Welcome to the newest edition “of The Why. Why are school students going to be required to study The Beatles?” you ask? Good question. Timely too. (Besides, it gives yours truly a chance to educate the Kanye West crew as well as further avoid answering more embarrassing, personal questions.)
Actually, what the question probably refers to is something happening “across the pond” as they say. Indeed, according to Independent and other sources, it was 48 years ago today that Sgt. Pepper taught the band to play and come September 2016 next year he will be teaching kids about music too.
The Brit’s biggest exam board, the AQA, is to make The Beatles’ iconic album Sgt Pepper’s Lonely Hearts Club Band a central theme of a “refreshed” GCSE music course. (The General Certificate of Secondary Education is a specific academic qualification given in a specified subject.)
Among other requirements, students will be required to study three tracks off the album: “With A Little Help From My Friends”, “Lucy In The Sky With Diamonds”, and “Within You Without You”. Students will also be required to study the harmony structure, melody, rhythm and meaning of the lyrics.
Some uninformed folks in the UK are whining about the inclusion of “Lucy In The Sky With Diamonds” because of that old rumor that the song–which includes the letters “LSD”- –refers to drug use even though in Lennon’s last print interview (among other places) he made it clear that despite any potentially drug-influenced imagery the song was inspired by a picture drawn by Julian which featured a friend of Julian’s—a gal named Lucy—in a diamond-filled sky.
Still, the question remains: why are students going to be required to study The Beatles? Seb Ross, the head of AQA’s music department stated: “We’ve chosen The Beatles because John, Paul, Ringo and George helped to define popular music and the iconic Sergeant Pepper album has taken on a life of its own.”

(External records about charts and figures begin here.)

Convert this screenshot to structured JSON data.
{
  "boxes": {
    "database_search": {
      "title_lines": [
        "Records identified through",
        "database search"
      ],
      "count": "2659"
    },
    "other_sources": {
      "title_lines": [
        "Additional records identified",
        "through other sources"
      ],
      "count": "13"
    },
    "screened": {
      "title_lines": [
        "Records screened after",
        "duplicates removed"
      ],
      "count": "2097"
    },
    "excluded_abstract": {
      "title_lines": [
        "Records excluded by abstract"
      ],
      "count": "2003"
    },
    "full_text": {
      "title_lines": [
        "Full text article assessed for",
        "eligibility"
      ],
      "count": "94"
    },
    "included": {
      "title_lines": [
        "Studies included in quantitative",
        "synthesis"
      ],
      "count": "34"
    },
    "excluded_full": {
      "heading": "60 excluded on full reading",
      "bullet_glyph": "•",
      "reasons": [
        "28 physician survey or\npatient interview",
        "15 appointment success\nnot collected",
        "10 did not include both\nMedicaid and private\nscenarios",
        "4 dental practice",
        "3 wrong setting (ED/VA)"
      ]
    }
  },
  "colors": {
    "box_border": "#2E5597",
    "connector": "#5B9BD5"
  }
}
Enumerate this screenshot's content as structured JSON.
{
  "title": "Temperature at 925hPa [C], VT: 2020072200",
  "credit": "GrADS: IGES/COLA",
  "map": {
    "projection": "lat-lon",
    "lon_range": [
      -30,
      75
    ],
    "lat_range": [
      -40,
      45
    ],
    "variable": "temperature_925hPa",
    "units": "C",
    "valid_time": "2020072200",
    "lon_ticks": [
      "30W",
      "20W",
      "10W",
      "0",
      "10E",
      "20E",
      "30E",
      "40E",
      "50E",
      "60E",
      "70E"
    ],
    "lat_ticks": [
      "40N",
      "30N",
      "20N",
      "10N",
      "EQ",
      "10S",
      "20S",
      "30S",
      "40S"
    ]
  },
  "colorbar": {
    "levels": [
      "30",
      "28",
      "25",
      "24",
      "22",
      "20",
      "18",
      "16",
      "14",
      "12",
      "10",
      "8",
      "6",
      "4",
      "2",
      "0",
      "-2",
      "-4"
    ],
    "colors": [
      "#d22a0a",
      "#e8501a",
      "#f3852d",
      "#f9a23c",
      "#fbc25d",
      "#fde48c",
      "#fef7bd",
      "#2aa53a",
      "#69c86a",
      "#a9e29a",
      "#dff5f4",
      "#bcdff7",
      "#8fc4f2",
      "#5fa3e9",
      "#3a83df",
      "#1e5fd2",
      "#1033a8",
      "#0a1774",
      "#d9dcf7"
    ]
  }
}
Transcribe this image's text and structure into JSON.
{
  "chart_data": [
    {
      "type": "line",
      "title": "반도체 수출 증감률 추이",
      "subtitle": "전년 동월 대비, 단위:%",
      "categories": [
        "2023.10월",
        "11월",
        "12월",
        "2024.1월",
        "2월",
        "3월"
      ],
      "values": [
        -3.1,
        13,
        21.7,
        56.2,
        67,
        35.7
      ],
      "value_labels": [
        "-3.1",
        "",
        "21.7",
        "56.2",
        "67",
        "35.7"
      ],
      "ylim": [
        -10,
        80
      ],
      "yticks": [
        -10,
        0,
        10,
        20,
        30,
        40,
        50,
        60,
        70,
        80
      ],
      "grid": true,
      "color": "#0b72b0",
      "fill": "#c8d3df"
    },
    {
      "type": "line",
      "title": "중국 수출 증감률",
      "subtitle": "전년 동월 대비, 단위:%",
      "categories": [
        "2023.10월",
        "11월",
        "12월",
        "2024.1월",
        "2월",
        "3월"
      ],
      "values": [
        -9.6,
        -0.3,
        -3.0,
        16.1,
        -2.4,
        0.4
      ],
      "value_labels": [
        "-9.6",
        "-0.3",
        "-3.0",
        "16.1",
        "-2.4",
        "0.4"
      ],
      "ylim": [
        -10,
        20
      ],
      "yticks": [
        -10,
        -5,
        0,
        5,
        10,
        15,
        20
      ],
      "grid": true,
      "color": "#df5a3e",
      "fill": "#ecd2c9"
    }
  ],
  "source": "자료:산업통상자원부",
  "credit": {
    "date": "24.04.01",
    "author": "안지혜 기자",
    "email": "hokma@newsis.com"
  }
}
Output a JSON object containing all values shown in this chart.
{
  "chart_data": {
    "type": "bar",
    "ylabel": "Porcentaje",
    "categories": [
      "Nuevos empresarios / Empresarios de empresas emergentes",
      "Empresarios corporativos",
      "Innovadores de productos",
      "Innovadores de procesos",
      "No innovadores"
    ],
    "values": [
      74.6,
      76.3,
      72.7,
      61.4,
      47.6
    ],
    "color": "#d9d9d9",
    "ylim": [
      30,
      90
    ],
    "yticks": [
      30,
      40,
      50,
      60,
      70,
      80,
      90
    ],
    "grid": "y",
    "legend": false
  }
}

Treasurer of the British Beatles Fan Club, Ernie Sutton believes it is “a great tribute to The Beatles.” He noted that students would be required to study the music of The Beatles because:
“The Beatles changed the face of popular music and song writing in a very short space of time which future musicians benefitted from,” adding that The Beatles’ Sergeant Pepper album was “ground breaking and influential” and “changed recording techniques for ever.”
Finally, Ed Biggs, writer for ContactMusic, concluded that yet another reason students will now be required to study The Beatles is because Sgt Pepper’s Lonely Hearts Club Band “opened up the potential of the studio as another instrument in the creation of pop music.”